Both are basic installs using “DIR” as storage driver which should rule out any issues in this direction.

1 Like

Running a few more tests and comparing the working and non working systems it finally turns out the issue is related to the ZFS kernel module. The working Bookworm system is a standard netinstall using default settings (single boot partition) where as TrueNAS has multiple ZFS partitions. So they are not the same but got me one step further checking deeper on ZFS compatibility. I came across the following forum posts:

ZFS 2.2.0 Released: ID mapping of unprivileged containers during mount
Migrating LXD 5.20 → Incus 0.5 on Ubuntu 22.04 LTS (ZFS 2.1.5) and shiftfs support?

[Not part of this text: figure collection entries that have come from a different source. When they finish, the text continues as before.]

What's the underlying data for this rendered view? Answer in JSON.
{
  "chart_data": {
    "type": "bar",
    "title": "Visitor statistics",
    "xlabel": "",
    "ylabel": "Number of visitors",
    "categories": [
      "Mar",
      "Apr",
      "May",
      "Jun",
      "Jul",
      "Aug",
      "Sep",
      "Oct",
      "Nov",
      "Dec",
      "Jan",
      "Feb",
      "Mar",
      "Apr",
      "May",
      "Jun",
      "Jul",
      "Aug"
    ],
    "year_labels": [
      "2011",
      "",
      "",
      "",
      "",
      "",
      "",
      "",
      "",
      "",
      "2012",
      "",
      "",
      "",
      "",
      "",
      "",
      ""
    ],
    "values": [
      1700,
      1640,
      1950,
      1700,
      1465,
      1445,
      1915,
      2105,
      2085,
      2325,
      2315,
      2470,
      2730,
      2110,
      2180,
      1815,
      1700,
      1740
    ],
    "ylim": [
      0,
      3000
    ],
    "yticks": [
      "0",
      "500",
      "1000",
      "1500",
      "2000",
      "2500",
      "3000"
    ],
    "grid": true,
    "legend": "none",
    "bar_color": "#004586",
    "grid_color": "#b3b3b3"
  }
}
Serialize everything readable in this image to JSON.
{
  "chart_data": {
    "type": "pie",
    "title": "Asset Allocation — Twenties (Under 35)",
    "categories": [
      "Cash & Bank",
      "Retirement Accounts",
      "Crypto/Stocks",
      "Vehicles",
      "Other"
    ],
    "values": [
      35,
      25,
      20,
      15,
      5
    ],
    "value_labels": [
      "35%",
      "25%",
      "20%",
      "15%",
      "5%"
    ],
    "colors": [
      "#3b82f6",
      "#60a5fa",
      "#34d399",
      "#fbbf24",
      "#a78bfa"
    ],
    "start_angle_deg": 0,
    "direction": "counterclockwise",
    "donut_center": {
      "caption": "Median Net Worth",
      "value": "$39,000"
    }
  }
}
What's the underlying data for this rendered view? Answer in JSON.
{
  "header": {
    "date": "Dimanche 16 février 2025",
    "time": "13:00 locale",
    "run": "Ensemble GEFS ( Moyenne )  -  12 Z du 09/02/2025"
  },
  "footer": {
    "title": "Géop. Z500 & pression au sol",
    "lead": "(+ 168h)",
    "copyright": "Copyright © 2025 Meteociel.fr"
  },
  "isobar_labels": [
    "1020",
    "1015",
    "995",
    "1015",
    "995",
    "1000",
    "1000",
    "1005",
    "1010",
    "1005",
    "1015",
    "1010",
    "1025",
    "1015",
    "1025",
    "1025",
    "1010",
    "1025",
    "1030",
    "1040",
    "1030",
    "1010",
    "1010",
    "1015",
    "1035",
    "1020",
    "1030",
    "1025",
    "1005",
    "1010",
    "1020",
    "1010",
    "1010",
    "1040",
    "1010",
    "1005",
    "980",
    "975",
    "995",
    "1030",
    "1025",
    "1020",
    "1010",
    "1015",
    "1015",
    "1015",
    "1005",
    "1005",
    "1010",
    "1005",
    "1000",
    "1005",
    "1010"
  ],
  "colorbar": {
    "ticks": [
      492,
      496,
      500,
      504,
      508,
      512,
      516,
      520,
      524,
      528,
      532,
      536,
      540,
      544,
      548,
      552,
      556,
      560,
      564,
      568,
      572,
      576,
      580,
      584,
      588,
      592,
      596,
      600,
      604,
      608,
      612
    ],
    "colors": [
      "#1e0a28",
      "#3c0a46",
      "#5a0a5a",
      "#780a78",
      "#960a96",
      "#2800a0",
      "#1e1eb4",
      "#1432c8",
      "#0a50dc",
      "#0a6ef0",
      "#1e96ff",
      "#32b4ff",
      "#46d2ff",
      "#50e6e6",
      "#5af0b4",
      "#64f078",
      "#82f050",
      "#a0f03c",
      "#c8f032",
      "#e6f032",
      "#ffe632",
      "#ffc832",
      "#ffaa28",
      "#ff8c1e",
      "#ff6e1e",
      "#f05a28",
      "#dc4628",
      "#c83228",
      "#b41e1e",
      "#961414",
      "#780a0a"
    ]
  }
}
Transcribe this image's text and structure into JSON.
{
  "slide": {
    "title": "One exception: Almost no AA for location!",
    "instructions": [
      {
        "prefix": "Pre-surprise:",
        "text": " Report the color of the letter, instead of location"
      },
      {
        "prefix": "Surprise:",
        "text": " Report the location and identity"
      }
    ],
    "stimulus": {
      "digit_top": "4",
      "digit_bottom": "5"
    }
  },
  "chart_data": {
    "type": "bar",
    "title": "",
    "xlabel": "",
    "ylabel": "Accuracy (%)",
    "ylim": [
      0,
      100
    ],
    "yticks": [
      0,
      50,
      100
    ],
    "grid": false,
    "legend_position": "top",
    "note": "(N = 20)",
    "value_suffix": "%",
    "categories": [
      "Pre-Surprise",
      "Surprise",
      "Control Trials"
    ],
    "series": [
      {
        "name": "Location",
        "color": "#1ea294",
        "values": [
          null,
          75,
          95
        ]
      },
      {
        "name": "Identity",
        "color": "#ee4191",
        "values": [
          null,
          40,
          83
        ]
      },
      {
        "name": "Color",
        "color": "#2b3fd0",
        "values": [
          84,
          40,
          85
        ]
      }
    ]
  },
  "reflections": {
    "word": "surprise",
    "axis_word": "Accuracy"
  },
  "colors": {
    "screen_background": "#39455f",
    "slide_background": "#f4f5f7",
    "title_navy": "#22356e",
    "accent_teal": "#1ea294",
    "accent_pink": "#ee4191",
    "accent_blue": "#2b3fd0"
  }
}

Which was pointing me in the right direction to update the zfs module on the non working system. TrueNAS was released with version 2.2.3-1 which should contain full id-mapping support but doesn’t obviously work with incus (properly because of TrueNAS modifications). So I followed the instructions from @stgraber at ZFS builds which installed 2.2.4, rebooted and the permissions denied issue was gone.

Success, now I have a working TrueNAS with Incus LTS which is pretty cool!

Leaves one obvious question what is the difference between @stgraber zfs sources compared the TrueNAS tree? ID mapping is still a new feature in zfs and as such it will take some more time for stabilisation? May be @stgraber can give some useful input which area to concentrate on to find the needle in the haystack.

Not sure what they may have changed. My kernel builds are made from clean upstream code.

Thanks @stgraber, that is all I need to know.

TrueNAS or better IX-Systems made a lot of improvements on ZFS to allow better memory allocation / usage and properly more for their needs. One of these changes broke something in ID mapping.

Properly stay on upstream sources for now as it still all seem to work.

Just to round this up.

There are indeed a lot of changes in the TrueNAS ZFS sources. Was able to track it down to a security function they have added which isn’t fully namespace aware or better doesn’t work as expected. Changed one line of code to use the incoming correct variable from the function call made it work again. Will watch their upcoming release if this will be solved.

Thanks again for the input.

2 Likes